Microsoft Corporation is a corporate behemoth in the real sense of the word. In 2015, the firm had 118,000 employees, up from 61,000 employees in 2005. In July 2015, the firm revealed that it planned to lay off about 7.400 people from its workforce as part of a broad restructuring effort. In May, the firm revealed that it was ready to lay off 1,850 workers. Two months ago, Microsoft announced that would ax about 2,850 jobs as part of its cost-cutting strategies. The firm hopes that the job cuts will help it stay lean, nimble, and adaptable to change.
The ax has swung down again and this time hundreds of Microsoft workers in the firm’s London and Redmond offices have lost their jobs. This piece examines the rationale behind the job costs. It would also be nice to see how the job cuts could affect the firm’s bottom line and innovative edge.
Hundreds of Microsoft employees lost their jobs last week
News broke last week that Microsoft was working towards shutting down its Skype offices in London. Redmond is reportedly closing down the Skype unit in London in response to some redundancy engineering positions in Skype and Yammer. The firm says it “made the decision to unify some engineering positions, potentially putting at risk a number of globally focused Skype and Yammer roles.”

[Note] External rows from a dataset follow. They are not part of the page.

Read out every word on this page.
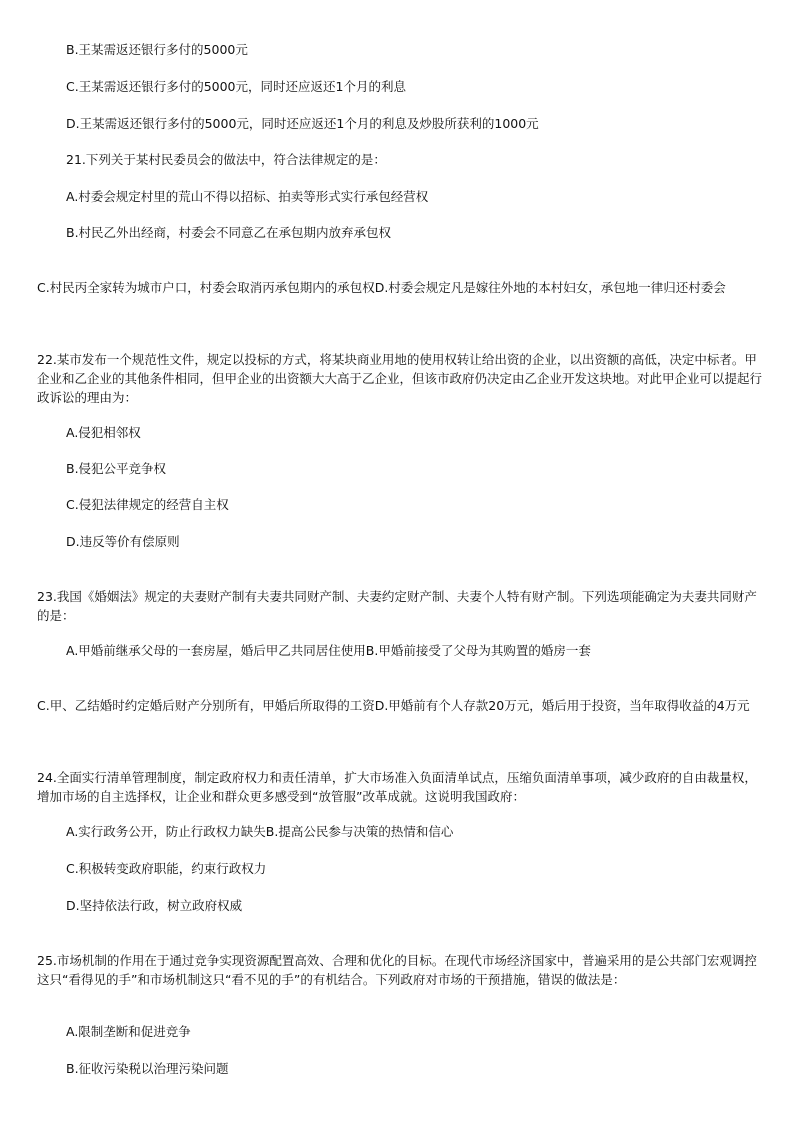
B.王某需返还银行多付的5000元
C.王某需返还银行多付的5000元，同时还应返还1个月的利息
D.王某需返还银行多付的5000元，同时还应返还1个月的利息及炒股所获利的1000元
21.下列关于某村民委员会的做法中，符合法律规定的是：
A.村委会规定村里的荒山不得以招标、拍卖等形式实行承包经营权
B.村民乙外出经商，村委会不同意乙在承包期内放弃承包权
C.村民丙全家转为城市户口，村委会取消丙承包期内的承包权D.村委会规定凡是嫁往外地的本村妇女，承包地一律归还村委会
22.某市发布一个规范性文件，规定以投标的方式，将某块商业用地的使用权转让给出资的企业，以出资额的高低，决定中标者。甲企业和乙企业的其他条件相同，但甲企业的出资额大大高于乙企业，但该市政府仍决定由乙企业开发这块地。对此甲企业可以提起行政诉讼的理由为：
A.侵犯相邻权
B.侵犯公平竞争权
C.侵犯法律规定的经营自主权
D.违反等价有偿原则
23.我国《婚姻法》规定的夫妻财产制有夫妻共同财产制、夫妻约定财产制、夫妻个人特有财产制。下列选项能确定为夫妻共同财产的是：
A.甲婚前继承父母的一套房屋，婚后甲乙共同居住使用B.甲婚前接受了父母为其购置的婚房一套
C.甲、乙结婚时约定婚后财产分别所有，甲婚后所取得的工资D.甲婚前有个人存款20万元，婚后用于投资，当年取得收益的4万元
24.全面实行清单管理制度，制定政府权力和责任清单，扩大市场准入负面清单试点，压缩负面清单事项，减少政府的自由裁量权，增加市场的自主选择权，让企业和群众更多感受到“放管服”改革成就。这说明我国政府：
A.实行政务公开，防止行政权力缺失B.提高公民参与决策的热情和信心
C.积极转变政府职能，约束行政权力
D.坚持依法行政，树立政府权威
25.市场机制的作用在于通过竞争实现资源配置高效、合理和优化的目标。在现代市场经济国家中，普遍采用的是公共部门宏观调控这只“看得见的手”和市场机制这只“看不见的手”的有机结合。下列政府对市场的干预措施，错误的做法是：
A.限制垄断和促进竞争
B.征收污染税以治理污染问题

Microsoft reportedly axed some 220 jobs in closing the London Skype office and the firm reportedly axed some other 300 jobs in different locations including Redmond in the last week. Of course, the firm provided the usual balderdash on how it would help the workers affected by the job cuts. The firm says, “We are deeply committed to doing everything we can to help those impacted through the process”.
Microsoft’s veteran employees are leaving at an alarming rate
A number of veteran Microsoft employees have started leaving the firm in recent weeks. Some workers are leaving because they don’t feel at home and others are leaving because they figured it was better to leave voluntarily than to get the pink slip. The firm tends to complete its annual review at this time of the year and it normal that some workers will leave after the review. Nonetheless, the fact that veteran workers are leaving in droves raises some red flag.
For instance, Chuck Thacker, who joined the firm in 1998, announced his retirement last week. Thacker was on the founding team of Microsoft’s Surface Pro, he was part of the Xbox/Kinect team; hence, it is strange that he is living at a time when the Surface line is getting the attention it deserves.
Another employee, Bob Kelly has reportedly left the firm that he has called home since 1996. Kelly says he “Can’t wait to finalize my next Phase” and it appears that there is more to his departure. During his time at the firm, Kelly was involved in Security and Private Cloud and he rose to become Corporate VP of Azure Marketing.
Microsoft is a relic of an era long gone and the firm would have gradually faded into oblivion if not for the laser focus of Satya Nadella. The firm might want to do a better job at retaining its top talent in order to avoid a brain drain that could kill its newfound innovative edge.